2. A punch for making a multiplicity of holes according to claim 1, wherein perforations are interspaced between said slots.

3. A punch for making a multiplicity of holes according to claim 2, wherein said inner wall of said slider comprises a convex protrusion and an opposed concave protrusion, opposition of said convex protrusion and said concave protrusion defining said guide groove.

4. A punch for making a multiplicity of holes according to claim 1, wherein said inner wall of said slider comprises a convex protrusion and an opposed concave protrusion, opposition of said convex protrusion and said concave protrusion defining said guide groove.

5. A punch for making a multiplicity of holes according to the claim 1, wherein said convex surface is formed by a peripheral surface of a roller provided on the slider rotatably.

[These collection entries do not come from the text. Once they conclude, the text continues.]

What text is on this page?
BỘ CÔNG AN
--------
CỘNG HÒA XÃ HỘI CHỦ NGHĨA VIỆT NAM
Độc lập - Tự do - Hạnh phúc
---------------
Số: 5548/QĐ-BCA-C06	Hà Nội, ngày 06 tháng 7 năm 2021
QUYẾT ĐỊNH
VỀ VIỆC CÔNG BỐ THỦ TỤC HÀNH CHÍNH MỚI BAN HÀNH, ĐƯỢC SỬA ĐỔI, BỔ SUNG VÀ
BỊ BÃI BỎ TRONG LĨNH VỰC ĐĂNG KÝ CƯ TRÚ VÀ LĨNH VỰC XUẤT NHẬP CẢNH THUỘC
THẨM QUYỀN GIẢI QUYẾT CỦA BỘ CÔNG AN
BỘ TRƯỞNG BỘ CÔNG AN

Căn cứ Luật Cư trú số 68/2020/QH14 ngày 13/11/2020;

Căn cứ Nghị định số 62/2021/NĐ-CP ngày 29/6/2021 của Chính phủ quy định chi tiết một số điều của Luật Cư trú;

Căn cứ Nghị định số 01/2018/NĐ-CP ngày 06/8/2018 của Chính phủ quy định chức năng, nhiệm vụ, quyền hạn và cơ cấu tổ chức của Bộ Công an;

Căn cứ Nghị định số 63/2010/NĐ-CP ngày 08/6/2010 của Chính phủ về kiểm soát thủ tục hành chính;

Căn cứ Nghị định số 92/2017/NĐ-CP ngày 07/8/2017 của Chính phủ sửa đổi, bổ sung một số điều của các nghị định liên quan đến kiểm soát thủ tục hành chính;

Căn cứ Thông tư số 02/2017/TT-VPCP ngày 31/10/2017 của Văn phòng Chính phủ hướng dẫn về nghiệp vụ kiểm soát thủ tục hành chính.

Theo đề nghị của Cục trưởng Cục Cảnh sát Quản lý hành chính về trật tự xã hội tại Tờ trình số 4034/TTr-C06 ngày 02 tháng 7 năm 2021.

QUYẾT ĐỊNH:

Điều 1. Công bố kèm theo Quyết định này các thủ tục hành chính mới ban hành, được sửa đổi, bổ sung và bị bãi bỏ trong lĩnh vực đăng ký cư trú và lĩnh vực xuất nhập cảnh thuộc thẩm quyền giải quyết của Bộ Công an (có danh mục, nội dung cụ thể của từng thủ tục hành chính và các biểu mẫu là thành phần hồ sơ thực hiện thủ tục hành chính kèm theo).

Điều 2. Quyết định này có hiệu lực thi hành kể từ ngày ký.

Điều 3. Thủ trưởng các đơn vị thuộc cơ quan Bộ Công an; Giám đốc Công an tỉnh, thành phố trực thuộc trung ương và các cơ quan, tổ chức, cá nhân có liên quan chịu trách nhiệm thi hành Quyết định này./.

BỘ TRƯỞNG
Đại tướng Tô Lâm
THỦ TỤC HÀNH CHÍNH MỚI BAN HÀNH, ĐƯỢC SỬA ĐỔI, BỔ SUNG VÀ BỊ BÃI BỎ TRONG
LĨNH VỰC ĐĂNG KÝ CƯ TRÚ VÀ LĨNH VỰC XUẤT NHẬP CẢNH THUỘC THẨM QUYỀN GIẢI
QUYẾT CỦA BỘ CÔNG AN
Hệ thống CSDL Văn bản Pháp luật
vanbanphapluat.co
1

6. A punch for making a multiplicity of holes comprising:

a slide rail having a plural number of vertical slots having a top and a bottom;

a plurality of punches, each having actuator pins mounted horizontally on and perpendicularly to the punch and being coupled slidably with said slots and wherein said punches are resiliently urged to the top of said slots by means of coil springs;

a slider to move slidably along the slide rail in the longitudinal direction, the slider having at least one guide groove which is provided on an inner wall of the slider and engaged with the actuator pins of the punches while sliding on the configuration of the guide groove being arranged in a manner such that, during the sliding of the slider, said punches introduced in a preceding half of the groove in the sliding direction of a slider are forced vertically down to said bottom of said slot and in a trailing half of the groove in the sliding direction said elastic means returns said punch to said top of said slot.

7. A punch according to the claim 6, wherein a convex surface is formed by a peripheral surface of a roller provided rotatably on the slider.